The Ventilator Comes out,Then Goes Back In:
After two weeks of a machine breathing for her, the doctors felt Grace was ready to try on her own. The ventilator was scheduled to come out at 11am. It would be the first time in 2 weeks that Beau and I would get to hold her. I couldn't wait. After it was finally out we held her all day, but something didn't seem quite right. She seemed very uncomfortable, but the nurse assured us that it was just because she was not used to breathing on her own. When the doctor came in, he immediately had a concerned look on his face. He had blood drawn and the results were not good. Her oxygen levels in her blood were so bad that the room filled with doctors and nurses to quickly put Grace back on a ventilator. We were standing in the corner of the room. Suddenly alarms were going off and we could see Grace's oxygen dropping. It was the scariest moment...which seemed like forever.
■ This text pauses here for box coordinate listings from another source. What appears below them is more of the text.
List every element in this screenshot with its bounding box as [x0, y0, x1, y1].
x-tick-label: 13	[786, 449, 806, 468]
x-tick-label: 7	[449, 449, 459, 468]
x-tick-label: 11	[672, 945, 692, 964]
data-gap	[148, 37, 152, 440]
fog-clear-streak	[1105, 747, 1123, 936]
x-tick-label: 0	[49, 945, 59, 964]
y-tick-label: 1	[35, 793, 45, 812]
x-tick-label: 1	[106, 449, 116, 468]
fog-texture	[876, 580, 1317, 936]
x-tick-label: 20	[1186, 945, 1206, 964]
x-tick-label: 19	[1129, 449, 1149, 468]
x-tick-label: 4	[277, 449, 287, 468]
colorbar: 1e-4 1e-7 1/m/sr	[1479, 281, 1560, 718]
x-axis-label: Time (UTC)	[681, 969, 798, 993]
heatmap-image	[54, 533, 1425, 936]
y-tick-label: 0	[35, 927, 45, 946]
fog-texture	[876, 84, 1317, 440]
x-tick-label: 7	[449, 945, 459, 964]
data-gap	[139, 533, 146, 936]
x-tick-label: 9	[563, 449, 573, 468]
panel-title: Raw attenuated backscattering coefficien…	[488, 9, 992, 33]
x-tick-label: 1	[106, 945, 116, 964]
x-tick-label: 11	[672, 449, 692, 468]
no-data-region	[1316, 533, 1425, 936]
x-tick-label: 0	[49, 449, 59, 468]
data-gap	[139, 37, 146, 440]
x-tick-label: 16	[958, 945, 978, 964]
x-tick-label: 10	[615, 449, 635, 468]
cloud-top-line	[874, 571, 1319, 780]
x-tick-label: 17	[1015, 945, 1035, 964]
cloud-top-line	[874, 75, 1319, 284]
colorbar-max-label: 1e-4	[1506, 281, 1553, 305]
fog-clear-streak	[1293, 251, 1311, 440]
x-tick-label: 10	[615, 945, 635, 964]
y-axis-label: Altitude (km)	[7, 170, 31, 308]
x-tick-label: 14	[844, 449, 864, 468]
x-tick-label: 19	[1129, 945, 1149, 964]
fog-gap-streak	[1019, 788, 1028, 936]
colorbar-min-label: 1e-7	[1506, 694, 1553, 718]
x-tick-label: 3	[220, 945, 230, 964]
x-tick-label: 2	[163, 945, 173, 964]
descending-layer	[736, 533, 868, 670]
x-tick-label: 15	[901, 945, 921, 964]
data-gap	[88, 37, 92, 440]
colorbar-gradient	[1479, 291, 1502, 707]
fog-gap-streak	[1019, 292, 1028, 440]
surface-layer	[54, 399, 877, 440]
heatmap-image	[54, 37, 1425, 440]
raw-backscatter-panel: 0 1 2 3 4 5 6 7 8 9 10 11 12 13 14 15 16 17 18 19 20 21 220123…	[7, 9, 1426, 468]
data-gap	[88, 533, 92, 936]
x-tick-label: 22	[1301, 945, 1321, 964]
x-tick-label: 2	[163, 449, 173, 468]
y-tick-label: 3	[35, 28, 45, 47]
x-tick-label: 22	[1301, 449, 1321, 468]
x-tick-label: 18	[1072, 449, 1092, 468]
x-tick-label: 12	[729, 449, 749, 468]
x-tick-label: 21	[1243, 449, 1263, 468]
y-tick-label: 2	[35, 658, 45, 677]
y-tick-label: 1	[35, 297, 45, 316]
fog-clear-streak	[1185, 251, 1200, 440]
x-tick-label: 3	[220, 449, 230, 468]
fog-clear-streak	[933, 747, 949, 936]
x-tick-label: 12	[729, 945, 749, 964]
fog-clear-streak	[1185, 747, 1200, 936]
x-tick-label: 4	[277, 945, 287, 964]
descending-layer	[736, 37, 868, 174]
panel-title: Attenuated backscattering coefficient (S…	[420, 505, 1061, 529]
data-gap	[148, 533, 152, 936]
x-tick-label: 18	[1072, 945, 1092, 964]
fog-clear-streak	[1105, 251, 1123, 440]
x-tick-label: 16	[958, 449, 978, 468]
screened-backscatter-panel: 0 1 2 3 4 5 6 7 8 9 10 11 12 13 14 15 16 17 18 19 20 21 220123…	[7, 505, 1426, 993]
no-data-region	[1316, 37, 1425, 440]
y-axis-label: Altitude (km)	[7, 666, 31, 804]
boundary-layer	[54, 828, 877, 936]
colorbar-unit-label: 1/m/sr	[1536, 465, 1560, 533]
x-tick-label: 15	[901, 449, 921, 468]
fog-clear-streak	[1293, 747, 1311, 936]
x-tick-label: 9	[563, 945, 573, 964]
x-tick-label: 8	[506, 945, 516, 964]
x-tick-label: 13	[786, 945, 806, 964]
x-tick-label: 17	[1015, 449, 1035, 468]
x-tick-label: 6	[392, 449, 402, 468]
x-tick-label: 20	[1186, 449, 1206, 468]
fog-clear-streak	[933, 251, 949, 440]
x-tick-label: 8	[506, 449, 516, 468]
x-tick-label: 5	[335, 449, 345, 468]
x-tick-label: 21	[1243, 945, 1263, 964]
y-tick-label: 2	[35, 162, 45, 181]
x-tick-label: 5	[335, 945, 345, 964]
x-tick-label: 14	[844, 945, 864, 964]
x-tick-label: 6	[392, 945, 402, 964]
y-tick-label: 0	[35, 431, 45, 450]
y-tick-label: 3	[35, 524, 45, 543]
We found out that she had a collapsed lung. Finally they got the tube in and she was breathing much easier! We felt lucky we got to hold her for a short time, but now had to wait until she was strong enough to breathe on her own. It was another week and they tried to take the tube out again. This time it was successful, but the doctors put her on C-Pap just to help her out a little. Grace hated it. It wasn't long until I took matters into my own hands and tore that thing right off! She was fine and didn't need any more help! HA, sometimes mother knows best!

Getting Better:
Once Grace was able to breathe on her own things slowly got better. She had one last surgery to place her G-Tube and take out her dialysis catheter. After spending her first 2 months in the hospital, Grace finally got to go home. It was an exciting, but scary day. Grace came home with her G-Tube and used a feeding pump, which we just needed to get used to. She also had a lot of medicine that we had to give her twice a day, including a shot that we still give her once a week. It only took a few days and we had the hang of it!

1 comment:

  1. I am so happy to be able to read your blog. I hope it's okay for me to add you to the sidebar of mine. I like to keep all the ES families together.
    I read through this shaking my head....I hate that she endured brain damage on TOP of having ES. It goes to show WHAT A FIGHTER SHE IS.